One bad thing (” One bad thing?”, the peanut gallery asks) about bodybuilding going mainstream was that it made “bodypart mentality” a part of the training consciousness - bodypart mentality being the idea that you build your muscles by working specific muscle groups with specific exercises, i.e., Curls for biceps, flyes for chest, leg curl for hamstrings, etc.
Of course, this is utter horse sh-t.
In my formative years as an exercise physiologist, I fell hook, line, and sinker into bodypart thinking as well. Then, while I was doing a set of ball squats one of my co-workers noted , “Hey, you’ve got a nice teardrop in your quad! You do leg extensions a lot?”
At that time, I hadn’t touched a leg extension machine in about 7 years or so. Yet somehow I’d managed to grow that specific muscle (which is primarily grown via leg extensions as per conventional wisdom) using other means. It was the first chink in the armor of a theory that really has no basis in reality.
Bill DeSimone said: “Take someone who’s been training his whole body for 10 years. Do you think you’ll be able to tell whether or not he did preacher curls vs. hammer curls by the shape of his biceps? Or if his triceps will look any different if he did rope pushdowns vs. french presses?”
The point: Bodypart mentality is poisonous because it tricks you into thinking you have to work every single muscle with a different exercise. Or, rather, that it makes you forget that on the main multi-joint movements, multiple muscle groups work - and develop. In other words, it distracts you from the real work.
I’m not trying to imply Tommy Kono or Eugen Sandow never did a lateral raise or a hammer curl (although they probably didn’t). But Kono didn’t sculpt his chest with endless sets of cable crossovers, nor did Sandow “cut up” his midsection by doing a 25-minute death circuit of abs. They earned their muscle by getting darned strong on the basic, multi-joint (read: most productive) exercises.

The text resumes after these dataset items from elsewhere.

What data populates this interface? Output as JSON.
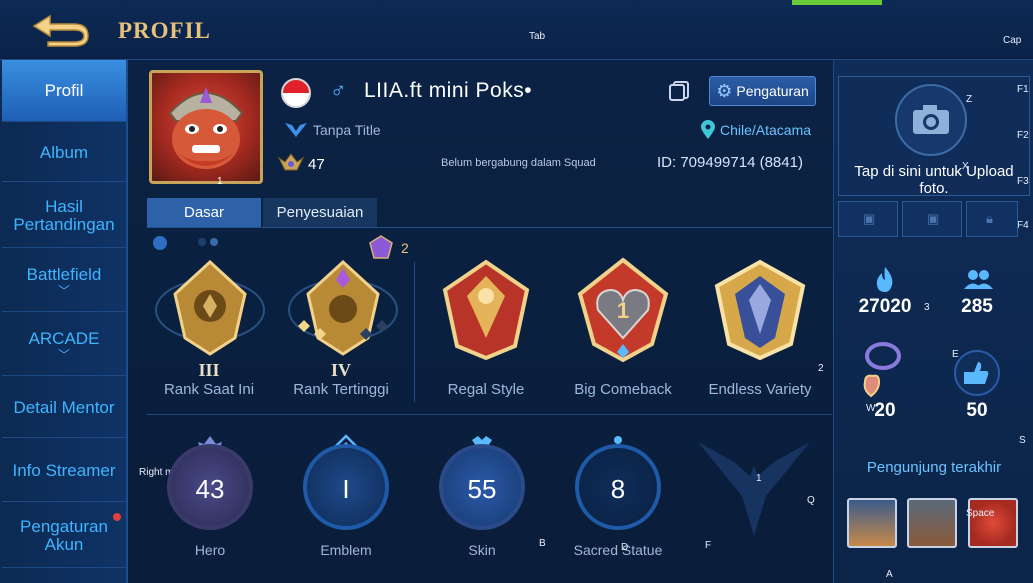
{
  "header": {
    "title": "PROFIL",
    "key_hints": {
      "tab": "Tab",
      "cap": "Cap",
      "f1": "F1",
      "f2": "F2",
      "f3": "F3",
      "f4": "F4",
      "z": "Z",
      "x": "X",
      "three": "3",
      "e": "E",
      "w": "W",
      "two": "2",
      "s": "S",
      "one": "1",
      "q": "Q",
      "f": "F",
      "b": "B",
      "d": "D",
      "a": "A",
      "space": "Space",
      "right_mouse": "Right mouse button"
    }
  },
  "sidebar": {
    "items": [
      {
        "label": "Profil",
        "active": true
      },
      {
        "label": "Album"
      },
      {
        "label": "Hasil Pertandingan"
      },
      {
        "label": "Battlefield",
        "chevron": true
      },
      {
        "label": "ARCADE",
        "chevron": true
      },
      {
        "label": "Detail Mentor"
      },
      {
        "label": "Info Streamer"
      },
      {
        "label": "Pengaturan Akun",
        "notification_dot": true
      }
    ]
  },
  "profile": {
    "name": "LIIA.ft mini Poks•",
    "title": "Tanpa Title",
    "level": "47",
    "squad": "Belum bergabung dalam Squad",
    "id": "ID: 709499714 (8841)",
    "location": "Chile/Atacama",
    "settings_label": "Pengaturan",
    "avatar_badge": "1"
  },
  "tabs": [
    {
      "label": "Dasar",
      "active": true
    },
    {
      "label": "Penyesuaian"
    }
  ],
  "badges": {
    "season_count": "2",
    "items": [
      {
        "label": "Rank Saat Ini",
        "roman": "III"
      },
      {
        "label": "Rank Tertinggi",
        "roman": "IV"
      },
      {
        "label": "Regal Style"
      },
      {
        "label": "Big Comeback"
      },
      {
        "label": "Endless Variety"
      }
    ]
  },
  "stats": [
    {
      "label": "Hero",
      "value": "43"
    },
    {
      "label": "Emblem",
      "value": "I"
    },
    {
      "label": "Skin",
      "value": "55"
    },
    {
      "label": "Sacred Statue",
      "value": "8"
    }
  ],
  "right_panel": {
    "upload_text": "Tap di sini untuk Upload foto.",
    "popularity": "27020",
    "followers": "285",
    "charm": "20",
    "likes": "50",
    "visitors_label": "Pengunjung terakhir"
  },
  "colors": {
    "accent": "#3fb4ff",
    "gold": "#e7c27a",
    "active_tab": "#2d62a8",
    "background": "#0b2346"
  }
}
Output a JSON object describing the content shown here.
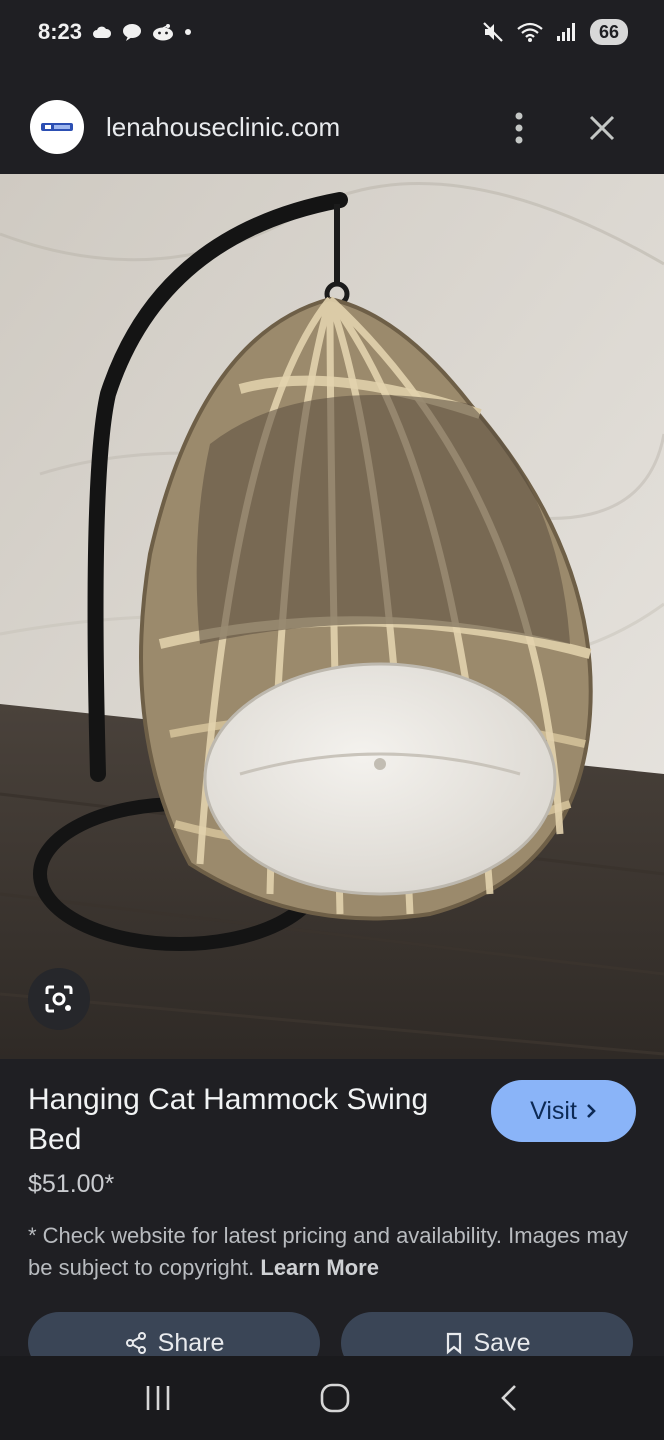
{
  "status_bar": {
    "time": "8:23",
    "left_icons": [
      "cloud-icon",
      "chat-bubble-icon",
      "reddit-icon",
      "dot-icon"
    ],
    "right_icons": [
      "mute-icon",
      "wifi-6e-icon",
      "signal-icon"
    ],
    "battery": "66"
  },
  "header": {
    "site": "lenahouseclinic.com",
    "favicon": "site-logo-icon"
  },
  "product": {
    "title": "Hanging Cat Hammock Swing Bed",
    "price": "$51.00*",
    "visit_label": "Visit",
    "disclaimer": "* Check website for latest pricing and availability. Images may be subject to copyright.",
    "learn_more": "Learn More"
  },
  "actions": {
    "share_label": "Share",
    "save_label": "Save"
  },
  "colors": {
    "background": "#1f1f23",
    "accent": "#8ab4f8",
    "action_button": "#3a4556"
  },
  "nav": {
    "icons": [
      "recent-apps-icon",
      "home-icon",
      "back-icon"
    ]
  }
}
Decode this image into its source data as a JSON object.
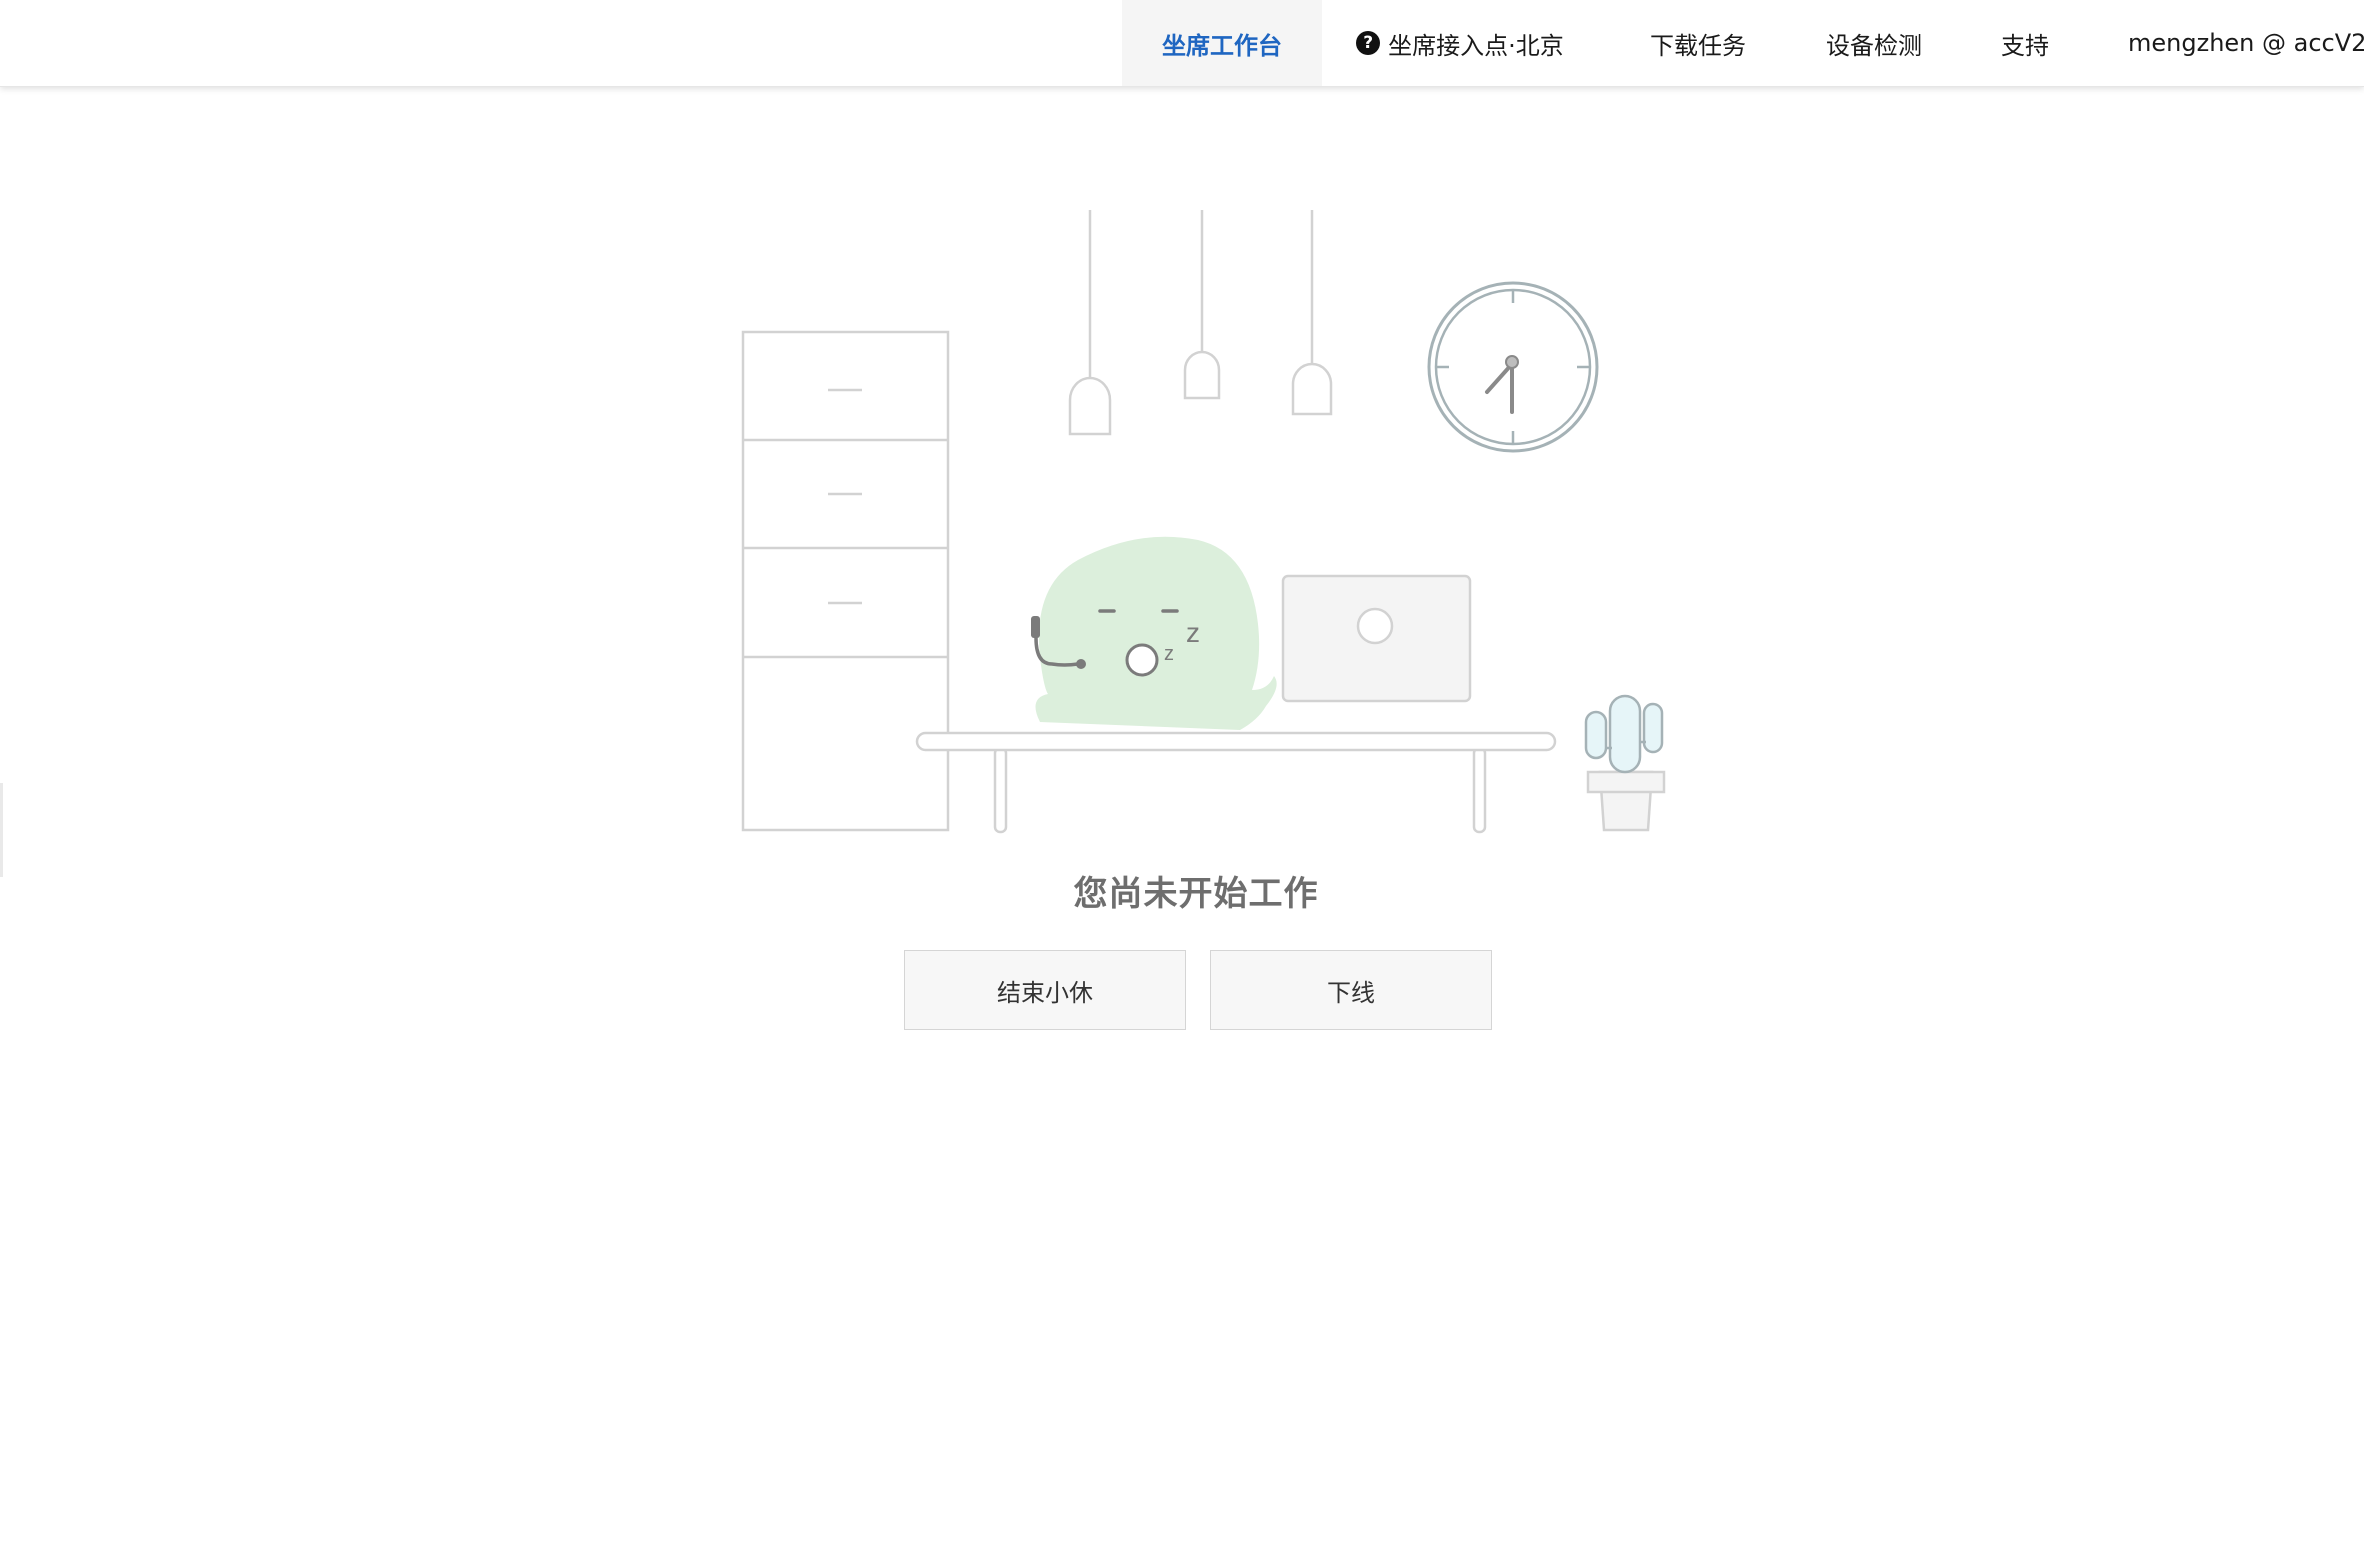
{
  "header": {
    "nav": [
      {
        "label": "坐席工作台",
        "active": true
      },
      {
        "label": "坐席接入点·北京",
        "icon": "help-icon"
      },
      {
        "label": "下载任务"
      },
      {
        "label": "设备检测"
      },
      {
        "label": "支持"
      },
      {
        "label": "mengzhen @ accV2"
      }
    ]
  },
  "main": {
    "status_text": "您尚未开始工作",
    "buttons": {
      "end_break": "结束小休",
      "go_offline": "下线"
    }
  },
  "colors": {
    "accent": "#1f66c1",
    "character": "#dcefdc",
    "cactus": "#e6f5f8"
  }
}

The moral of the story is: Don’t waste time on detail exercises when you’ve not built enough “ material ” to detail. Build muscle using the most productive exercises, and eat to lose enough bodyfat to show the results of your hard work. A corollary example: You don’t need to do 20 sets of biceps curls for your arms to grow. Cultivate the ability to do a weighted chinup and your biceps will be big enough (and you’ll have built a nice set of lats and abs, to boot).